# Isolating Sources of Disentanglement in VAEs

## WHY?

`\beta`

-VAE is known to disentangle latent variables.

## WHAT?

This paper further decomposed the KL divergence term in b-VAE (TC-Decomposition).

```
\mathcal{L}_{\beta} = \frac{1}{N}\sum_{n=1}^N(\mathbb{E}_q[\log p(x_n|z)]-\beta KL(q(z|x_n)\|p(z)))\\
\mathbb{E}_{p(n)}[KL(q(z|n)\|p(z))] = KL(q(z, n)\|q(z)p(n)) + KL(q(z)\|\prod_j q(z_j)) + \sum_j KL(q(z_j)\|p(z_j))
```

The first term of the right hand side is referred to as the index-code mutual information(MI) which is the mutual information between data and latent variable. The second term is referred to as the total correlation(TC) which measure statistical dependency between variables. The third term is dimension-wise KL which is complexity penalty from diagonal Gaussian. Disentangling is mostly affected by the second term(TC) but is is hard to decompose due to q(z).

Evaluation of `q(z) = \mathbb{E}_{p(N)}[q(z|n)]`

require statistics of entire dataset. Instead of getting statistics of the dataset, that of mini-batch can be use to approximate it.

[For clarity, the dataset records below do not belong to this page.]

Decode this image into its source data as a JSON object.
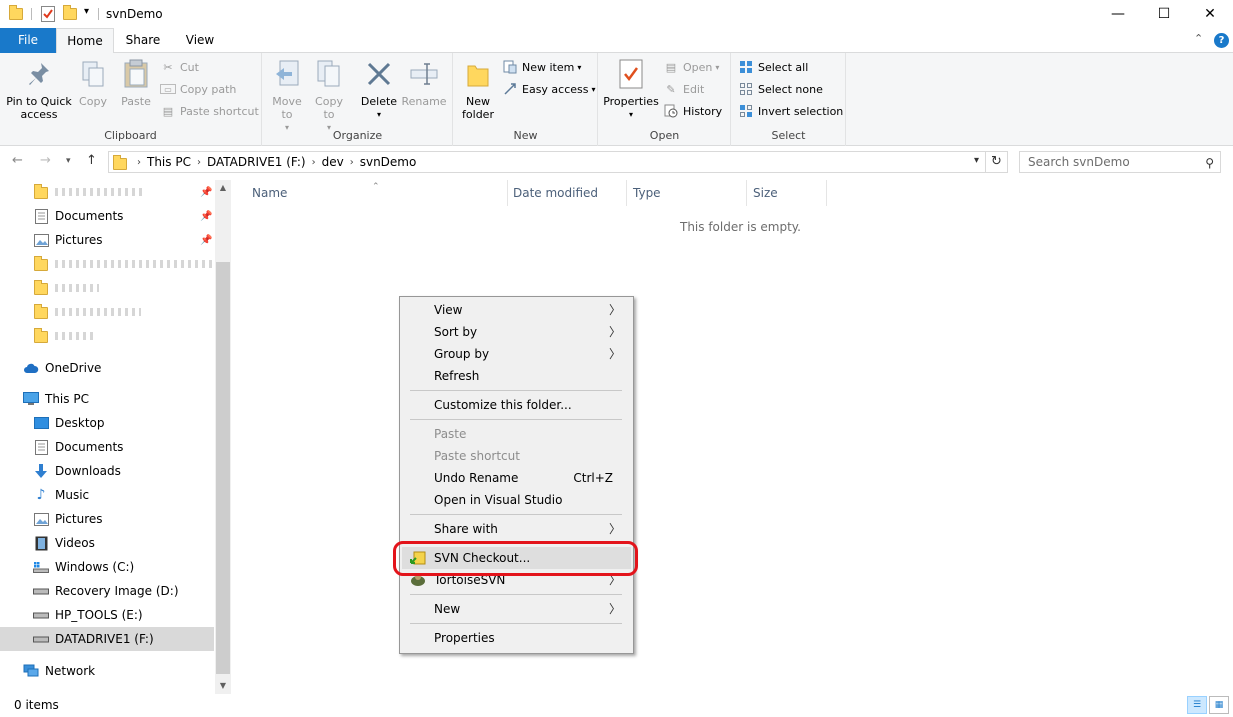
{
  "window": {
    "title": "svnDemo",
    "minimize": "—",
    "maximize": "☐",
    "close": "✕"
  },
  "ribbon_tabs": {
    "file": "File",
    "home": "Home",
    "share": "Share",
    "view": "View"
  },
  "clipboard": {
    "label": "Clipboard",
    "pin": "Pin to Quick access",
    "copy": "Copy",
    "paste": "Paste",
    "cut": "Cut",
    "copy_path": "Copy path",
    "paste_shortcut": "Paste shortcut"
  },
  "organize": {
    "label": "Organize",
    "move_to": "Move to",
    "copy_to": "Copy to",
    "delete": "Delete",
    "rename": "Rename"
  },
  "new_group": {
    "label": "New",
    "new_folder": "New folder",
    "new_item": "New item",
    "easy_access": "Easy access"
  },
  "open_group": {
    "label": "Open",
    "properties": "Properties",
    "open": "Open",
    "edit": "Edit",
    "history": "History"
  },
  "select_group": {
    "label": "Select",
    "select_all": "Select all",
    "select_none": "Select none",
    "invert_selection": "Invert selection"
  },
  "address": {
    "crumbs": [
      "This PC",
      "DATADRIVE1 (F:)",
      "dev",
      "svnDemo"
    ],
    "search_placeholder": "Search svnDemo"
  },
  "nav": {
    "quick": [
      "Documents",
      "Pictures"
    ],
    "onedrive": "OneDrive",
    "this_pc": "This PC",
    "pc_items": [
      "Desktop",
      "Documents",
      "Downloads",
      "Music",
      "Pictures",
      "Videos",
      "Windows (C:)",
      "Recovery Image (D:)",
      "HP_TOOLS (E:)",
      "DATADRIVE1 (F:)"
    ],
    "network": "Network"
  },
  "columns": {
    "name": "Name",
    "date_modified": "Date modified",
    "type": "Type",
    "size": "Size"
  },
  "empty_message": "This folder is empty.",
  "status": {
    "count": "0 items"
  },
  "context_menu": {
    "view": "View",
    "sort_by": "Sort by",
    "group_by": "Group by",
    "refresh": "Refresh",
    "customize": "Customize this folder...",
    "paste": "Paste",
    "paste_shortcut": "Paste shortcut",
    "undo_rename": "Undo Rename",
    "undo_accel": "Ctrl+Z",
    "open_vs": "Open in Visual Studio",
    "share_with": "Share with",
    "svn_checkout": "SVN Checkout...",
    "tortoise": "TortoiseSVN",
    "new": "New",
    "properties": "Properties"
  },
  "colors": {
    "accent": "#1979ca",
    "highlight_ring": "#e3141b",
    "folder": "#ffd75e"
  }
}
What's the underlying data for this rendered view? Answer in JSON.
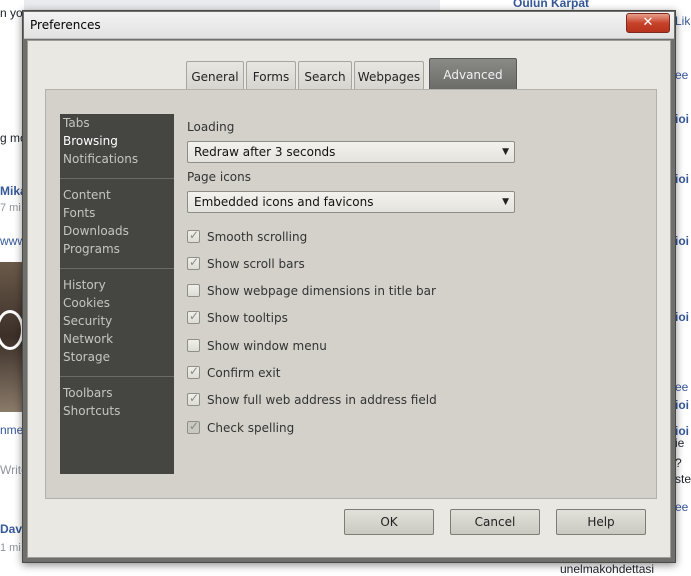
{
  "background": {
    "top_right_name": "Oulun Karpat",
    "left_fragments": [
      "n yo",
      "g mo",
      "Mika",
      "7 mi",
      "www.",
      "nme",
      "Write",
      "Davi",
      "1 mi"
    ],
    "right_fragments": [
      "Lik",
      "ee",
      "ioi",
      "ioi",
      "ioi",
      "ioi",
      "ee",
      "ioi",
      "ioi",
      "ee",
      "ie",
      "?",
      "ste"
    ],
    "bottom_text": "unelmakohdettasi"
  },
  "dialog": {
    "title": "Preferences",
    "close_label": "✕",
    "tabs": [
      "General",
      "Forms",
      "Search",
      "Webpages",
      "Advanced"
    ],
    "active_tab": "Advanced",
    "sidebar": {
      "groups": [
        [
          "Tabs",
          "Browsing",
          "Notifications"
        ],
        [
          "Content",
          "Fonts",
          "Downloads",
          "Programs"
        ],
        [
          "History",
          "Cookies",
          "Security",
          "Network",
          "Storage"
        ],
        [
          "Toolbars",
          "Shortcuts"
        ]
      ],
      "selected": "Browsing"
    },
    "loading": {
      "label": "Loading",
      "value": "Redraw after 3 seconds"
    },
    "page_icons": {
      "label": "Page icons",
      "value": "Embedded icons and favicons"
    },
    "options": [
      {
        "label": "Smooth scrolling",
        "checked": true
      },
      {
        "label": "Show scroll bars",
        "checked": true
      },
      {
        "label": "Show webpage dimensions in title bar",
        "checked": false
      },
      {
        "label": "Show tooltips",
        "checked": true
      },
      {
        "label": "Show window menu",
        "checked": false
      },
      {
        "label": "Confirm exit",
        "checked": true
      },
      {
        "label": "Show full web address in address field",
        "checked": true
      },
      {
        "label": "Check spelling",
        "checked": true
      }
    ],
    "buttons": {
      "ok": "OK",
      "cancel": "Cancel",
      "help": "Help"
    }
  },
  "colors": {
    "accent_tab": "#6c6c68",
    "sidebar_bg": "#454542",
    "close_button": "#c7432b"
  }
}
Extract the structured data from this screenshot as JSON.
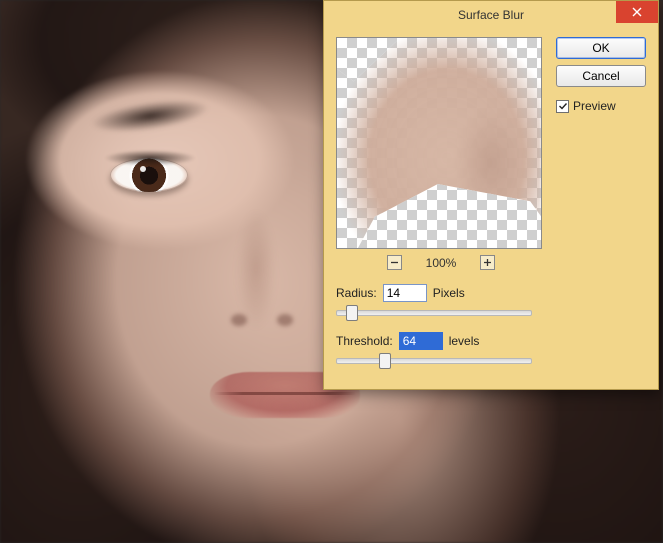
{
  "dialog": {
    "title": "Surface Blur",
    "ok_label": "OK",
    "cancel_label": "Cancel",
    "preview_label": "Preview",
    "preview_checked": true,
    "zoom_percent": "100%",
    "radius_label": "Radius:",
    "radius_value": "14",
    "radius_unit": "Pixels",
    "threshold_label": "Threshold:",
    "threshold_value": "64",
    "threshold_unit": "levels",
    "radius_thumb_pct": 8,
    "threshold_thumb_pct": 25,
    "colors": {
      "accent": "#2f6bd6",
      "dialog_bg": "#f2d68a",
      "close_bg": "#d9432f"
    }
  }
}
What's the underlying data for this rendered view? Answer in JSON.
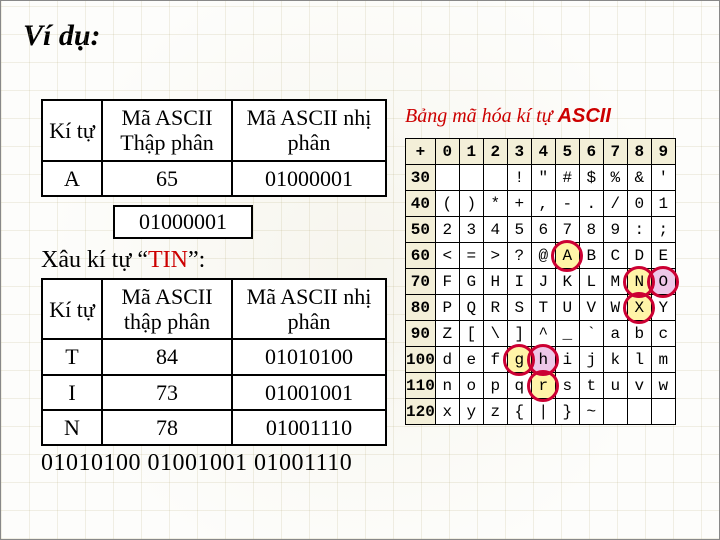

`mathcal{E}_{q(z)}[\log q(z)]\sim \frac{1}{M} \sum_{i=1}^{M}[\log\frac{1}{NM}\sum_{j=1}^Mq(z(n_i)|n_j)]`

Therefore, the objective function of `\beta`

-TCVAE is as follows.

`\mathcal{L}_{\beta-TC} = \mathbb{E}_{q(z|n)p(n)}[\log p(n|z)] - \alpha I_q(z;n) - \beta KL(q(z)\|\prod_j q(z_j)) - \gamma \sum_jKL(q(z_j)\|p(z_j))`

Increasing the beta while fixing alpha and gamma to 1 leads to better disentanglement.

## So?

According to disentanglement measure(Mutual Information Gap:MIG) this paper suggested, beta-TCVAE showed better performance than beta-vae.

## Critic

Great improvement with simple modification and clean theoratical backup.